Stories from Little Jamaica earn Toronto writer a place on Kobo’s Emerging Writer Prize Short List

Stories from Little Jamaica earn Toronto writer a place on Kobo’s Emerging Writer Prize Short List

Another Caribbean Canadian author has been nominated for a top national literary prize.

Zalika Reid-Benta, a Toronto-based Jamaican Canadian novelist has made the longlist for the Sixth Annual Rakuten Kobo Emerging Writer Prize.

She is in the running for the $10,000 prize for literary fiction for her book Frying Plantain was published last year and nominated for the 2019 Giller Prize, Canada’s most prestigious award. Since then it has won the 2019 Byblacks People’s Choice Awards for Best Author and has been nominated for the Ontario Library Association’s 2020 Forest of Reading Evergreen Award and The Canadian Writers’ Union Danuta Gleed Literary Award.

Rakuten Kobo, the Toronto based global eBook and audiobook online seller will be announcing the winners of the Emerging Writer Prize in June.
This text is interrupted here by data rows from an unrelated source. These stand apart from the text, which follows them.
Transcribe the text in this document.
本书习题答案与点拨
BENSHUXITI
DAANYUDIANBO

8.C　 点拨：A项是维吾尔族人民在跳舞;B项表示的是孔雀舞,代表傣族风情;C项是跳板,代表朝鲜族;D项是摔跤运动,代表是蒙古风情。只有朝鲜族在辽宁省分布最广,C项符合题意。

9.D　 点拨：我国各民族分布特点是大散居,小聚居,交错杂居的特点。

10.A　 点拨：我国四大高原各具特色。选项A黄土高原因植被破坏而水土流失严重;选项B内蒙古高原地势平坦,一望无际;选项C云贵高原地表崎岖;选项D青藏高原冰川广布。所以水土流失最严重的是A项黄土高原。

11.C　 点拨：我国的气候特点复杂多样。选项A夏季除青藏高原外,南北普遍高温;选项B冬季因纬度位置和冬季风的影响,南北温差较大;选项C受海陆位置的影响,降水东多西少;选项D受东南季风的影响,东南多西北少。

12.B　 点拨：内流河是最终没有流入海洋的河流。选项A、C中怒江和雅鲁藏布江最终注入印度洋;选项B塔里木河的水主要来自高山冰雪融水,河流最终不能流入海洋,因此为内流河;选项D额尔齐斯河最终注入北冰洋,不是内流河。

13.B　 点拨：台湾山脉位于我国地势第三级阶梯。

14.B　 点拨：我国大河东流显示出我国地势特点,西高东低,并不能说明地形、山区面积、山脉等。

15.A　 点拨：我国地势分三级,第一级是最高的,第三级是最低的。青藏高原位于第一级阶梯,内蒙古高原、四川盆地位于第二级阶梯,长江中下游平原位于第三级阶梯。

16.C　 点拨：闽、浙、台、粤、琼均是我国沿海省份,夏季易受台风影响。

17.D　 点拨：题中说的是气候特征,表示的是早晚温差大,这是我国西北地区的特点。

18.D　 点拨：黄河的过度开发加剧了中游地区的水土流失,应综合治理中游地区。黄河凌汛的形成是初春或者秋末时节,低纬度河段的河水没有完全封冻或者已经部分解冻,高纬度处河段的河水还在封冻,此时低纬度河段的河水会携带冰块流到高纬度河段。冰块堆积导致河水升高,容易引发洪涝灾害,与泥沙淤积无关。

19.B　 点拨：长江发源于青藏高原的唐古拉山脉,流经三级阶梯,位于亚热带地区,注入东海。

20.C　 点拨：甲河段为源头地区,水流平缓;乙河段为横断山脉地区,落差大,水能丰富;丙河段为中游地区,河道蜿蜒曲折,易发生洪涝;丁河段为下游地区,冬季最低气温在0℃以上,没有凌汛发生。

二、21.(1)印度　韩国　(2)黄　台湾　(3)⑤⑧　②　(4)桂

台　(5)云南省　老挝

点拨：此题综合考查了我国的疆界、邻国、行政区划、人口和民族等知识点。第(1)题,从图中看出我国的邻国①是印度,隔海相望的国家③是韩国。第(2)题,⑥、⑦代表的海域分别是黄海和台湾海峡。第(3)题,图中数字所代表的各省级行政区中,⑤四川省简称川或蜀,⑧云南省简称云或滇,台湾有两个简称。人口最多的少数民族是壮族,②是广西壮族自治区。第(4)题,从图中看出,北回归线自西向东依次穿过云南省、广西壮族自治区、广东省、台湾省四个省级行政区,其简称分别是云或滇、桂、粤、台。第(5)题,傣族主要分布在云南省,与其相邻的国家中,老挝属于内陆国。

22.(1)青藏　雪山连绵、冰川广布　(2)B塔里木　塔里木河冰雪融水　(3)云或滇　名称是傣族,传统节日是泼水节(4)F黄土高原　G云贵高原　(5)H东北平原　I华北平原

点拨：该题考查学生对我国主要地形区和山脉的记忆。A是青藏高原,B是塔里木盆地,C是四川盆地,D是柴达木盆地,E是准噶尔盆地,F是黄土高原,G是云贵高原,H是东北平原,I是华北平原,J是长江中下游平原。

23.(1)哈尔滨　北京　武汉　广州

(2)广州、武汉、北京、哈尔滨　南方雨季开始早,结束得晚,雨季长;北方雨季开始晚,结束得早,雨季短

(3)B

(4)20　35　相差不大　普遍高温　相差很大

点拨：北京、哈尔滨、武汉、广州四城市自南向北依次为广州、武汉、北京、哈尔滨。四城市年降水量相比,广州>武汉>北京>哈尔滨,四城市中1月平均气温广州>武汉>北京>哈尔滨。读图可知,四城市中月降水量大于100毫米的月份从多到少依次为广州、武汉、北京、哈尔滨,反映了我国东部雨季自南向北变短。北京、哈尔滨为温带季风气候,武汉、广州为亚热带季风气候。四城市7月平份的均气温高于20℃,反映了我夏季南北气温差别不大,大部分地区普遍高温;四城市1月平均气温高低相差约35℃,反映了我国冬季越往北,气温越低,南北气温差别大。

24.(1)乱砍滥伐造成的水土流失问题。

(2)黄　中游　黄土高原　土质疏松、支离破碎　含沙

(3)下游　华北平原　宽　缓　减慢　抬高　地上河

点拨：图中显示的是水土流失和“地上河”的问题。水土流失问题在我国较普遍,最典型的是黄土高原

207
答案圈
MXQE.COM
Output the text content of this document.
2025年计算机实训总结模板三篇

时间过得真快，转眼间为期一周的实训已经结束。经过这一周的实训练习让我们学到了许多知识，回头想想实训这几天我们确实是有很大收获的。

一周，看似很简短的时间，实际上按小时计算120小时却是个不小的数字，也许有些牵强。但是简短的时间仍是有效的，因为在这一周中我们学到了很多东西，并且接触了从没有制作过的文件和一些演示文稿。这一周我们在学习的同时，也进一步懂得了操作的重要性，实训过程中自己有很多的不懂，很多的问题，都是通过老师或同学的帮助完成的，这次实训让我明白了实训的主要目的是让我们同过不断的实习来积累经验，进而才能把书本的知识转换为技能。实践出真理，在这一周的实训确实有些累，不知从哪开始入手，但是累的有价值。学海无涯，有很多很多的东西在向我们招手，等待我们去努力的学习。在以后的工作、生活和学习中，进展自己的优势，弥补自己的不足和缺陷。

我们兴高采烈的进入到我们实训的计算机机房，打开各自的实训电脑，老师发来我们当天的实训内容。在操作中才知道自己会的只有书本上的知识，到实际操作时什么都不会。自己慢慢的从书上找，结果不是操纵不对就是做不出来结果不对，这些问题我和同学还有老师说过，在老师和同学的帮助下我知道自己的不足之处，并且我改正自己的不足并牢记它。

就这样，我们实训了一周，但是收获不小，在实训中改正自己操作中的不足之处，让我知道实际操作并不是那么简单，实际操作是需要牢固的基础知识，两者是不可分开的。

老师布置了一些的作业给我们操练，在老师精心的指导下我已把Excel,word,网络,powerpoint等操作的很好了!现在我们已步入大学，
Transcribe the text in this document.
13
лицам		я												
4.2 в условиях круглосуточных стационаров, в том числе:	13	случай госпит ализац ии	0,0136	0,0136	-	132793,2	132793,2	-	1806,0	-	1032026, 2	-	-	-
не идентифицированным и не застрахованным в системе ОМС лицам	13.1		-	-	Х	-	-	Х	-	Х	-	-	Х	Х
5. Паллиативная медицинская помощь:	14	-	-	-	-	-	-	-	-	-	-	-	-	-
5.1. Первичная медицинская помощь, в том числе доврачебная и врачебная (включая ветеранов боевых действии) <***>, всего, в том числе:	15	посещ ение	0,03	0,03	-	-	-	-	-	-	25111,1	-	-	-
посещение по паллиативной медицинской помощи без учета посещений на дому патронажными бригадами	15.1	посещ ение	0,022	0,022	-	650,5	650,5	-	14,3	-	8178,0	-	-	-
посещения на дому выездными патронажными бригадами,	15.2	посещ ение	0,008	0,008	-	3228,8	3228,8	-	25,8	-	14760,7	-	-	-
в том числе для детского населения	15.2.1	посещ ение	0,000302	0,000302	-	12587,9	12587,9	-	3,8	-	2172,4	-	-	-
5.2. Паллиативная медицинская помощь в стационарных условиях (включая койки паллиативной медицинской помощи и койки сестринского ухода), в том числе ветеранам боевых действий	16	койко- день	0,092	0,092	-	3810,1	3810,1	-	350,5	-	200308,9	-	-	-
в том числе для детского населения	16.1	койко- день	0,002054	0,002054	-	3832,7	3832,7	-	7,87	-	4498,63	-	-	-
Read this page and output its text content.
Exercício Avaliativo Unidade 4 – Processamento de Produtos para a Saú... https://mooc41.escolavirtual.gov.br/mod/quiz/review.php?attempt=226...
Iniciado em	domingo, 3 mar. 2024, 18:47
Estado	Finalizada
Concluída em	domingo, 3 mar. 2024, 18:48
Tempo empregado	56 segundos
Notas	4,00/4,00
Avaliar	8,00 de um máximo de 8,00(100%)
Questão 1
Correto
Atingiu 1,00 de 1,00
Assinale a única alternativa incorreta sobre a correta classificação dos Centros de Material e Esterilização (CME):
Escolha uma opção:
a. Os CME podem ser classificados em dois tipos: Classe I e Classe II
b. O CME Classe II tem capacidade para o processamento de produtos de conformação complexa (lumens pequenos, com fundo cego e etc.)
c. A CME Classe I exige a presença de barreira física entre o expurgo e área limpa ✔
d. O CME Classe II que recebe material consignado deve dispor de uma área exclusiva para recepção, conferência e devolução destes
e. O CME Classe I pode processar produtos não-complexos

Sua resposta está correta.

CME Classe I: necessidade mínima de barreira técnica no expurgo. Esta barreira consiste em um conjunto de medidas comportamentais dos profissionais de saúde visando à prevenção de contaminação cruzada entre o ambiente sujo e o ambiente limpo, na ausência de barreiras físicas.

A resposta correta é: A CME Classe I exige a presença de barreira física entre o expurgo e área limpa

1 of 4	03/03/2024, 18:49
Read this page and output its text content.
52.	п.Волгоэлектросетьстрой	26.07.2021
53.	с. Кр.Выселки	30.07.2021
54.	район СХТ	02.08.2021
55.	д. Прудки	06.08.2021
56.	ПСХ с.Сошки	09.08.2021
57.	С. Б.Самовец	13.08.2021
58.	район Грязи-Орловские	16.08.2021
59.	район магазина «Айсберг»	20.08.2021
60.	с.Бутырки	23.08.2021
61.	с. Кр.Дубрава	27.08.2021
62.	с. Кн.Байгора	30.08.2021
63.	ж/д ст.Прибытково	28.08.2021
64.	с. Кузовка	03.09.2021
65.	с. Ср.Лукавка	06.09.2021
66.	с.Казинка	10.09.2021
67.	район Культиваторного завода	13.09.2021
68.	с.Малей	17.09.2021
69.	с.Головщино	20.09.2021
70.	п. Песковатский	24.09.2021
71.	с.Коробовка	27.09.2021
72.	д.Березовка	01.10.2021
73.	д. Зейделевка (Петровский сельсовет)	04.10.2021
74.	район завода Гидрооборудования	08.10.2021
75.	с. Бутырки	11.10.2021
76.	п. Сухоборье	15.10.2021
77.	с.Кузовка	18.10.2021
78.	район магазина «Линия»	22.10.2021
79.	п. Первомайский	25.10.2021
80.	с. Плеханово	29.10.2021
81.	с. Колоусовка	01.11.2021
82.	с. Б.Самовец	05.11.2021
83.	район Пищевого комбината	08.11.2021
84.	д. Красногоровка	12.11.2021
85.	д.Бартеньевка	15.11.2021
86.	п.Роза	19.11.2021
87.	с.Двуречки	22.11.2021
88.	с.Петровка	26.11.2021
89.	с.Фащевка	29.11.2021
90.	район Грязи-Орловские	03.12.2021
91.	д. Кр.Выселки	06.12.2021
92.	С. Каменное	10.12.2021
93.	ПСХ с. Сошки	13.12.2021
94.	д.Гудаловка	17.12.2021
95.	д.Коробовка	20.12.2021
It recognizes exceptional books written by first-time Canadian authors in three categories: Literary Fiction, Genre Fiction and Nonfiction.

Now in its sixth year, previous winners of the Emerging Writer Prize include Robyn Doolittle for her groundbreaking book Crazy Town: The Rob Ford Story, Omar el Akkad for his renowned debut novel American War, and Maria Qamar (known online as @Hatecopy) for her acclaimed book Trust no Aunty.

Reid-Benta debut story collection Frying Plaintain is a series of linked short tales centring on the coming of age of Kara Davis, a young Jamaican Canadian girl growing up in “Little Jamaica” (the Eglinton West neighbourhood in Toronto.)

She is caught in the middle between her Canadian identity and her desire to be a “true” Jamaican. She lives through her mother and grandmother’s rages against the changing times. She also survives the life lessons of having to avoid being thought of as too “faas” or too “quiet” or too “bold” or too “soft.”

Kara moves from girlhood to the threshold of adulthood, from elementary school to high school graduation, in a dozen interconnected stories. Set in both Toronto and Jamaica, this is a rich and unforgettable portrait of growing up between worlds.

Zalika Reid-Benta was born and raised in Toronto. She studied at the University of Toronto and New York City’s Columbia University. She currently works as the program manager at Diaspora Dialogues, a Toronto-based organization for emerging writers of colour.